Ölmeyen talihsizler ise genellikle zihinsel bozulma yaşar; bazıları kan dökücü psikopatlara, bazıları ise anlamsız şeyler geveleyen delilere dönüşür. Eğer bir kapitul tam kadrodaysa, bu tür başarısızlar "acılarından kurtarılır." Ancak komando sayısının az olduğu zamanlarda, bu bireylerin yaşamasına izin verilebilir ve onlar için özel birlikler oluşturulabilir. Kontrolsüz psikotik eğilimler sergileyenler, genellikle intihar saldırı birliklerine yerleştirilir. Bazı kapitullar, bu tür bireyleri bilerek teşvik eder; hatta bazı başlatılmışlara kasten kusurlu zigotlar yerleştirirler. Bu oldukça tehlikeli bir uygulamadır ve İmparatorluk emriyle yasaklanmıştır. Ancak eski gelenekler kolay kolay ölmez.
Organ nakli, kimyasal tedavi, psikolojik koşullandırma ve bilinçaltı hipnoterapiyle el ele ilerler. Bir Astartes’in doğru şekilde gelişebilmesi için tüm bu süreçler hayati önemdedir.
Kimyasal Tedavi — Başlangıçtan itibaren bir astartes sürekli testlere ve muayenelere tabi tutulur. Yeni nakledilen organlar dikkatle izlenmeli, dengesizlikler düzeltilmeli ve herhangi bir bozulma belirtisi derhal tedavi edilmelidir. Bu kimyasal tedavi, erginleme süreci tamamlandıktan sonra azaltılsa da asla tamamen sona ermez. Astartesler hayatlarının geri kalanı boyunca periyodik tedaviler geçirerek metabolik dengeyi korumak zorundadır. Bu nedenle güç zırhlarında sürekli izleme yapan sistemler ve ilaç dağıtıcıları bulunur.
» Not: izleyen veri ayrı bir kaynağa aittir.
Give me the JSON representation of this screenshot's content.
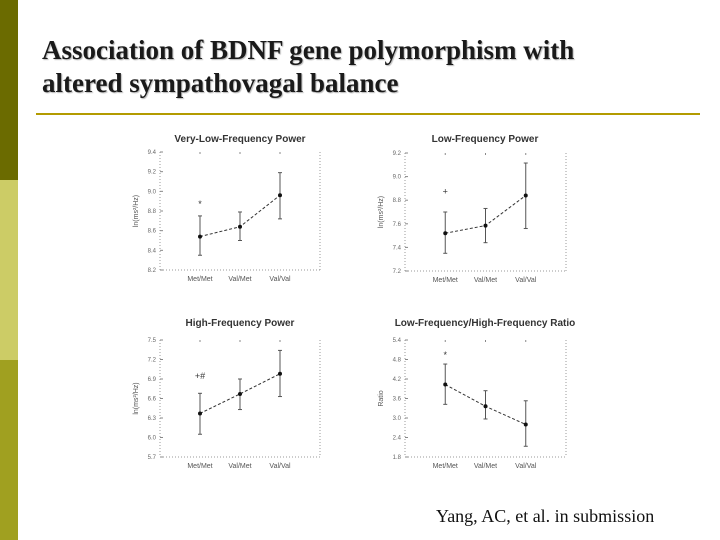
{
  "slide": {
    "title_line1": "Association of BDNF gene polymorphism with",
    "title_line2": "altered sympathovagal balance",
    "citation": "Yang, AC, et al. in submission"
  },
  "colors": {
    "accent_dark": "#6b6b00",
    "accent_light": "#cccc66",
    "rule": "#b39b00"
  },
  "chart_data": [
    {
      "type": "line",
      "title": "Very-Low-Frequency Power",
      "ylabel": "ln(ms²/Hz)",
      "categories": [
        "Met/Met",
        "Val/Met",
        "Val/Val"
      ],
      "values": [
        8.54,
        8.64,
        8.96
      ],
      "err_low": [
        8.35,
        8.5,
        8.72
      ],
      "err_high": [
        8.75,
        8.79,
        9.19
      ],
      "ylim": [
        8.2,
        9.4
      ],
      "yticks": [
        "9.4",
        "9.2",
        "9.0",
        "8.8",
        "8.6",
        "8.4",
        "8.2"
      ],
      "annotations": [
        {
          "text": "*",
          "cat": 0,
          "y": 8.84
        }
      ]
    },
    {
      "type": "line",
      "title": "Low-Frequency Power",
      "ylabel": "ln(ms²/Hz)",
      "categories": [
        "Met/Met",
        "Val/Met",
        "Val/Val"
      ],
      "values": [
        7.84,
        7.97,
        8.48
      ],
      "err_low": [
        7.5,
        7.68,
        7.92
      ],
      "err_high": [
        8.2,
        8.26,
        9.03
      ],
      "ylim": [
        7.2,
        9.2
      ],
      "yticks": [
        "9.2",
        "9.0",
        "8.8",
        "7.6",
        "7.4",
        "7.2"
      ],
      "annotations": [
        {
          "text": "+",
          "cat": 0,
          "y": 8.5
        }
      ]
    },
    {
      "type": "line",
      "title": "High-Frequency Power",
      "ylabel": "ln(ms²/Hz)",
      "categories": [
        "Met/Met",
        "Val/Met",
        "Val/Val"
      ],
      "values": [
        6.37,
        6.67,
        6.98
      ],
      "err_low": [
        6.05,
        6.43,
        6.63
      ],
      "err_high": [
        6.68,
        6.9,
        7.34
      ],
      "ylim": [
        5.7,
        7.5
      ],
      "yticks": [
        "7.5",
        "7.2",
        "6.9",
        "6.6",
        "6.3",
        "6.0",
        "5.7"
      ],
      "annotations": [
        {
          "text": "+#",
          "cat": 0,
          "y": 6.9
        }
      ]
    },
    {
      "type": "line",
      "title": "Low-Frequency/High-Frequency Ratio",
      "ylabel": "Ratio",
      "categories": [
        "Met/Met",
        "Val/Met",
        "Val/Val"
      ],
      "values": [
        4.03,
        3.36,
        2.8
      ],
      "err_low": [
        3.42,
        2.97,
        2.13
      ],
      "err_high": [
        4.66,
        3.84,
        3.53
      ],
      "ylim": [
        1.8,
        5.4
      ],
      "yticks": [
        "5.4",
        "4.8",
        "4.2",
        "3.6",
        "3.0",
        "2.4",
        "1.8"
      ],
      "annotations": [
        {
          "text": "*",
          "cat": 0,
          "y": 4.85
        }
      ]
    }
  ]
}
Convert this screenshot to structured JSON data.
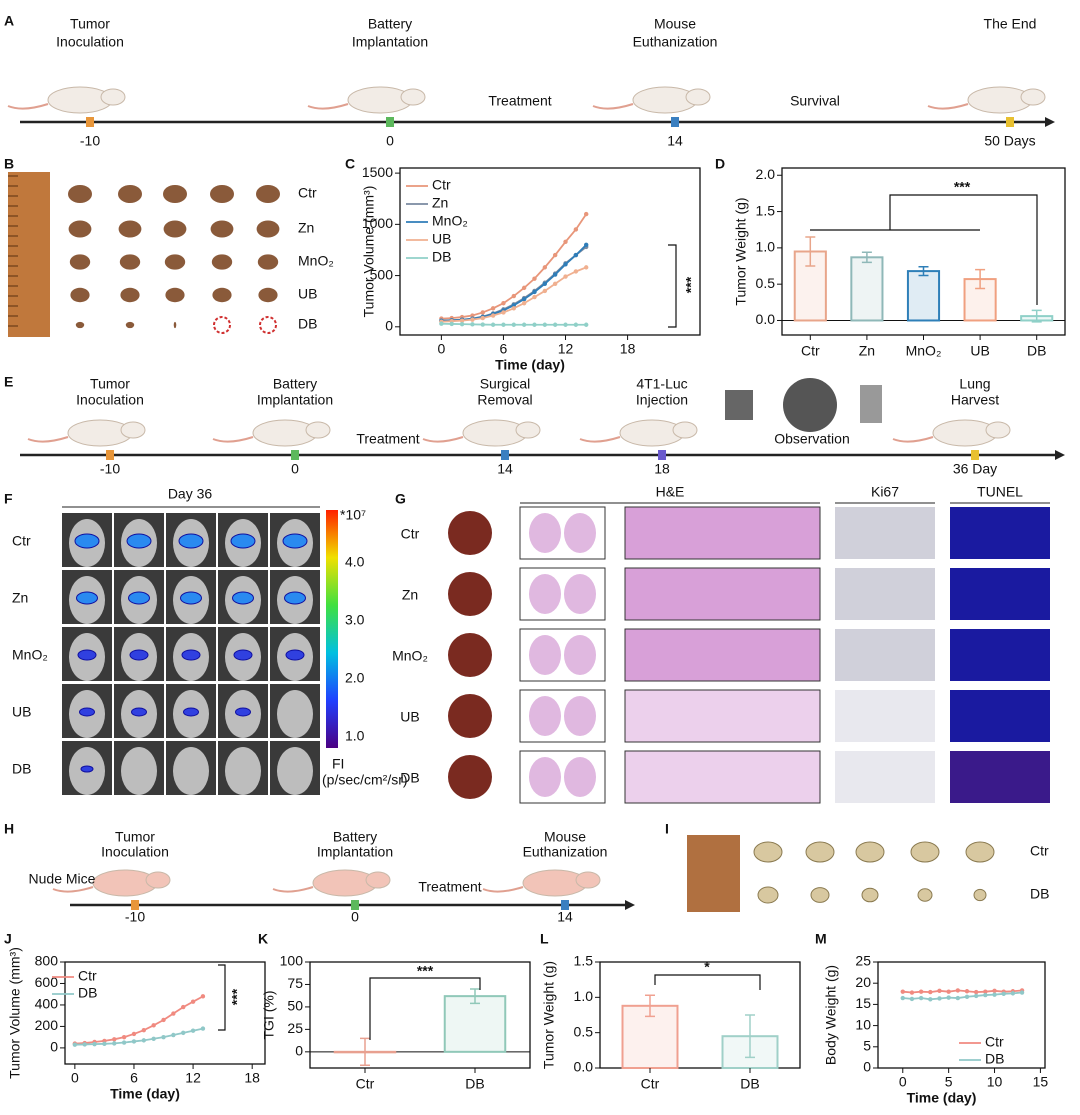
{
  "panels": {
    "A": {
      "letter": "A",
      "events": [
        {
          "title": [
            "Tumor",
            "Inoculation"
          ],
          "tick": "-10"
        },
        {
          "title": [
            "Battery",
            "Implantation"
          ],
          "tick": "0"
        },
        {
          "title": [
            "Mouse",
            "Euthanization"
          ],
          "tick": "14"
        },
        {
          "title": [
            "The End"
          ],
          "tick": "50 Days"
        }
      ],
      "phases": [
        "Treatment",
        "Survival"
      ]
    },
    "B": {
      "letter": "B",
      "rows": [
        "Ctr",
        "Zn",
        "MnO₂",
        "UB",
        "DB"
      ]
    },
    "E": {
      "letter": "E",
      "events": [
        {
          "title": [
            "Tumor",
            "Inoculation"
          ],
          "tick": "-10"
        },
        {
          "title": [
            "Battery",
            "Implantation"
          ],
          "tick": "0"
        },
        {
          "title": [
            "Surgical",
            "Removal"
          ],
          "tick": "14"
        },
        {
          "title": [
            "4T1-Luc",
            "Injection"
          ],
          "tick": "18"
        },
        {
          "title": [
            "Lung",
            "Harvest"
          ],
          "tick": "36 Day"
        }
      ],
      "phases": [
        "Treatment",
        "Observation"
      ]
    },
    "F": {
      "letter": "F",
      "title": "Day 36",
      "rows": [
        "Ctr",
        "Zn",
        "MnO₂",
        "UB",
        "DB"
      ],
      "colorbar": {
        "exponent": "*10⁷",
        "ticks": [
          "4.0",
          "3.0",
          "2.0",
          "1.0"
        ],
        "label": "FI",
        "unit": "(p/sec/cm²/sr)"
      }
    },
    "G": {
      "letter": "G",
      "columns": [
        "H&E",
        "Ki67",
        "TUNEL"
      ],
      "rows": [
        "Ctr",
        "Zn",
        "MnO₂",
        "UB",
        "DB"
      ]
    },
    "H": {
      "letter": "H",
      "subject": "Nude Mice",
      "events": [
        {
          "title": [
            "Tumor",
            "Inoculation"
          ],
          "tick": "-10"
        },
        {
          "title": [
            "Battery",
            "Implantation"
          ],
          "tick": "0"
        },
        {
          "title": [
            "Mouse",
            "Euthanization"
          ],
          "tick": "14"
        }
      ],
      "phases": [
        "Treatment"
      ]
    },
    "I": {
      "letter": "I",
      "rows": [
        "Ctr",
        "DB"
      ]
    }
  },
  "chart_data": [
    {
      "panel": "C",
      "type": "line",
      "xlabel": "Time (day)",
      "ylabel": "Tumor Volume (mm³)",
      "x": [
        0,
        1,
        2,
        3,
        4,
        5,
        6,
        7,
        8,
        9,
        10,
        11,
        12,
        13,
        14
      ],
      "series": [
        {
          "name": "Ctr",
          "color": "#e8967a",
          "values": [
            80,
            85,
            95,
            110,
            140,
            180,
            230,
            300,
            380,
            470,
            580,
            700,
            830,
            950,
            1100
          ]
        },
        {
          "name": "Zn",
          "color": "#7a8aa0",
          "values": [
            60,
            65,
            70,
            80,
            100,
            130,
            170,
            220,
            280,
            350,
            430,
            520,
            620,
            700,
            780
          ]
        },
        {
          "name": "MnO₂",
          "color": "#2f7db8",
          "values": [
            60,
            62,
            68,
            78,
            95,
            125,
            160,
            210,
            270,
            340,
            420,
            510,
            610,
            700,
            800
          ]
        },
        {
          "name": "UB",
          "color": "#f0b090",
          "values": [
            50,
            55,
            60,
            70,
            85,
            110,
            140,
            180,
            230,
            290,
            350,
            420,
            490,
            540,
            580
          ]
        },
        {
          "name": "DB",
          "color": "#90d0c8",
          "values": [
            30,
            28,
            26,
            24,
            22,
            20,
            20,
            20,
            20,
            20,
            20,
            20,
            20,
            20,
            20
          ]
        }
      ],
      "xlim": [
        -4,
        25
      ],
      "xticks": [
        0,
        6,
        12,
        18
      ],
      "ylim": [
        -80,
        1550
      ],
      "yticks": [
        0,
        500,
        1000,
        1500
      ],
      "annotation": "***"
    },
    {
      "panel": "D",
      "type": "bar",
      "ylabel": "Tumor Weight (g)",
      "categories": [
        "Ctr",
        "Zn",
        "MnO₂",
        "UB",
        "DB"
      ],
      "values": [
        0.95,
        0.87,
        0.68,
        0.57,
        0.06
      ],
      "errors": [
        0.2,
        0.07,
        0.06,
        0.13,
        0.08
      ],
      "colors": [
        "#e8a58a",
        "#8fb8b8",
        "#2e7fb8",
        "#f0a080",
        "#8fd0c8"
      ],
      "ylim": [
        -0.2,
        2.1
      ],
      "yticks": [
        {
          "value": 0,
          "label": "0.0"
        },
        0.5,
        {
          "value": 1,
          "label": "1.0"
        },
        1.5,
        {
          "value": 2,
          "label": "2.0"
        }
      ],
      "annotation": "***"
    },
    {
      "panel": "J",
      "type": "line",
      "xlabel": "Time (day)",
      "ylabel": "Tumor Volume (mm³)",
      "x": [
        0,
        1,
        2,
        3,
        4,
        5,
        6,
        7,
        8,
        9,
        10,
        11,
        12,
        13
      ],
      "series": [
        {
          "name": "Ctr",
          "color": "#f08a80",
          "values": [
            40,
            45,
            55,
            65,
            80,
            100,
            130,
            165,
            210,
            260,
            320,
            380,
            430,
            480
          ]
        },
        {
          "name": "DB",
          "color": "#90c8c8",
          "values": [
            30,
            32,
            35,
            38,
            42,
            50,
            60,
            70,
            85,
            100,
            120,
            140,
            160,
            180
          ]
        }
      ],
      "xlim": [
        -1,
        19.3
      ],
      "xticks": [
        0,
        6,
        12,
        18
      ],
      "ylim": [
        -150,
        800
      ],
      "yticks": [
        0,
        200,
        400,
        600,
        800
      ],
      "annotation": "***"
    },
    {
      "panel": "K",
      "type": "bar",
      "ylabel": "TGI (%)",
      "categories": [
        "Ctr",
        "DB"
      ],
      "values": [
        0,
        62
      ],
      "errors": [
        15,
        8
      ],
      "colors": [
        "#e8a090",
        "#90c8b8"
      ],
      "ylim": [
        -18,
        100
      ],
      "yticks": [
        0,
        25,
        50,
        75,
        100
      ],
      "annotation": "***"
    },
    {
      "panel": "L",
      "type": "bar",
      "ylabel": "Tumor Weight (g)",
      "categories": [
        "Ctr",
        "DB"
      ],
      "values": [
        0.88,
        0.45
      ],
      "errors": [
        0.15,
        0.3
      ],
      "colors": [
        "#f0a090",
        "#a0d0c8"
      ],
      "ylim": [
        0,
        1.5
      ],
      "yticks": [
        {
          "value": 0,
          "label": "0.0"
        },
        0.5,
        {
          "value": 1,
          "label": "1.0"
        },
        1.5
      ],
      "annotation": "*"
    },
    {
      "panel": "M",
      "type": "line",
      "xlabel": "Time (day)",
      "ylabel": "Body Weight (g)",
      "x": [
        0,
        1,
        2,
        3,
        4,
        5,
        6,
        7,
        8,
        9,
        10,
        11,
        12,
        13
      ],
      "series": [
        {
          "name": "Ctr",
          "color": "#f08a80",
          "values": [
            18,
            17.8,
            18,
            17.9,
            18.2,
            18,
            18.3,
            18.1,
            17.9,
            18,
            18.2,
            18,
            18.1,
            18.3
          ]
        },
        {
          "name": "DB",
          "color": "#90c8c8",
          "values": [
            16.5,
            16.3,
            16.5,
            16.2,
            16.4,
            16.6,
            16.5,
            16.8,
            17,
            17.2,
            17.3,
            17.5,
            17.6,
            17.8
          ]
        }
      ],
      "xlim": [
        -2.7,
        15.5
      ],
      "xticks": [
        0,
        5,
        10,
        15
      ],
      "ylim": [
        0,
        25
      ],
      "yticks": [
        0,
        5,
        10,
        15,
        20,
        25
      ]
    }
  ]
}
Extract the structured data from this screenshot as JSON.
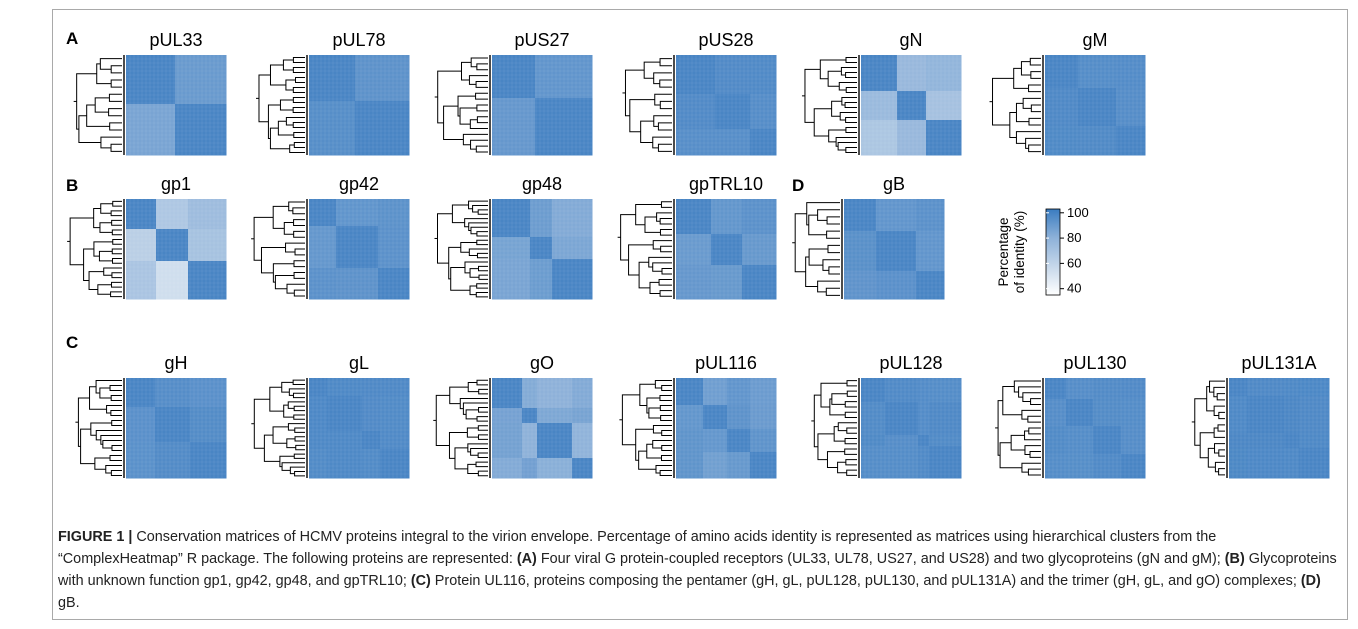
{
  "figure": {
    "panel_letters": [
      "A",
      "B",
      "C",
      "D"
    ],
    "caption": {
      "label": "FIGURE 1 |",
      "segments": [
        {
          "t": " Conservation matrices of HCMV proteins integral to the virion envelope. Percentage of amino acids identity is represented as matrices using hierarchical clusters from the “ComplexHeatmap” R package. The following proteins are represented: ",
          "b": false
        },
        {
          "t": "(A)",
          "b": true
        },
        {
          "t": " Four viral G protein-coupled receptors (UL33, UL78, US27, and US28) and two glycoproteins (gN and gM); ",
          "b": false
        },
        {
          "t": "(B)",
          "b": true
        },
        {
          "t": " Glycoproteins with unknown function gp1, gp42, gp48, and gpTRL10; ",
          "b": false
        },
        {
          "t": "(C)",
          "b": true
        },
        {
          "t": " Protein UL116, proteins composing the pentamer (gH, gL, pUL128, pUL130, and pUL131A) and the trimer (gH, gL, and gO) complexes; ",
          "b": false
        },
        {
          "t": "(D)",
          "b": true
        },
        {
          "t": " gB.",
          "b": false
        }
      ]
    }
  },
  "chart_data": {
    "type": "heatmap",
    "color_scale": {
      "title": [
        "Percentage",
        "of identity (%)"
      ],
      "ticks": [
        40,
        60,
        80,
        100
      ],
      "range": [
        35,
        103
      ],
      "colors": [
        "#ffffff",
        "#c6d7ea",
        "#8db1d9",
        "#3a7cc0"
      ]
    },
    "panels": [
      {
        "panel": "A",
        "title": "pUL33",
        "min_identity": 82
      },
      {
        "panel": "A",
        "title": "pUL78",
        "min_identity": 92
      },
      {
        "panel": "A",
        "title": "pUS27",
        "min_identity": 88
      },
      {
        "panel": "A",
        "title": "pUS28",
        "min_identity": 94
      },
      {
        "panel": "A",
        "title": "gN",
        "min_identity": 62
      },
      {
        "panel": "A",
        "title": "gM",
        "min_identity": 95
      },
      {
        "panel": "B",
        "title": "gp1",
        "min_identity": 40
      },
      {
        "panel": "B",
        "title": "gp42",
        "min_identity": 90
      },
      {
        "panel": "B",
        "title": "gp48",
        "min_identity": 78
      },
      {
        "panel": "B",
        "title": "gpTRL10",
        "min_identity": 88
      },
      {
        "panel": "D",
        "title": "gB",
        "min_identity": 91
      },
      {
        "panel": "C",
        "title": "gH",
        "min_identity": 93
      },
      {
        "panel": "C",
        "title": "gL",
        "min_identity": 96
      },
      {
        "panel": "C",
        "title": "gO",
        "min_identity": 74
      },
      {
        "panel": "C",
        "title": "pUL116",
        "min_identity": 86
      },
      {
        "panel": "C",
        "title": "pUL128",
        "min_identity": 95
      },
      {
        "panel": "C",
        "title": "pUL130",
        "min_identity": 94
      },
      {
        "panel": "C",
        "title": "pUL131A",
        "min_identity": 97
      }
    ]
  }
}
Hipnoterapi — Aşırı geliştirilmiş vücut büyürken, bireyin yeni yeteneklerini kullanmayı öğrenmesi gerekir. Bazı organ nakilleri — özellikle altıncı ve onuncu evre implantlar — yalnızca uygun hipnoterapi uygulandıktan sonra işlev gösterebilir. Hipnoterapi her zaman kimyasal tedavi kadar etkili olmayabilir, ancak kayda değer sonuçlar doğurabilir. Eğer bir astartes, kendi metabolizmasını kontrol etmeyi öğrenirse ilaçlara olan bağımlılığı azalır. Bu işlem hipnomat adı verilen bir makinede gerçekleştirilir. Astartesler hipnoz durumuna sokulur ve bilinçaltı metabolik süreçleri uyandırmak amacıyla görsel ve işitsel imgelerle karşı karşıya bırakılır.
Eğitim — Fiziksel eğitim implantları harekete geçirir ve etkinliklerini test etmeye yarar.
Telkin — Bir astartes, yalnızca olağanüstü güçlere sahip bir insan değildir. Astartesler olağanüstü zihinlere de sahiptir. Nasıl ki bedenleri on dokuz ayrı implantla donatılıyorsa, zihinleri de içlerindeki gizli güçleri açığa çıkarmak üzere değiştirilir. Bu zihinsel yetenekler, fiziksel güçlerinden bile daha olağanüstü olabilir. Örneğin bir astartes, duyularını ve sinir sistemini olağanüstü bir düzeyde kontrol edebilir ve sıradan bir insanı öldürecek acılara dayanabilir. Ayrıca inanılmaz hızda düşünme ve tepki verme yeteneğine sahiptir. Hafıza eğitimi de telkinin önemli bir parçasıdır; bazı astartesler fotografik hafıza geliştirir. Elbette, her astartesin zekâ düzeyi farklıdır ve bireysel zihinsel kapasiteleri değişiklik gösterir.
Ve böylece, İmparatorluk’un en seçkin savaşçılarından biri daha doğmuş olur — İmparatorluk’un zırhında bir adet daha katyum halka yerini alır.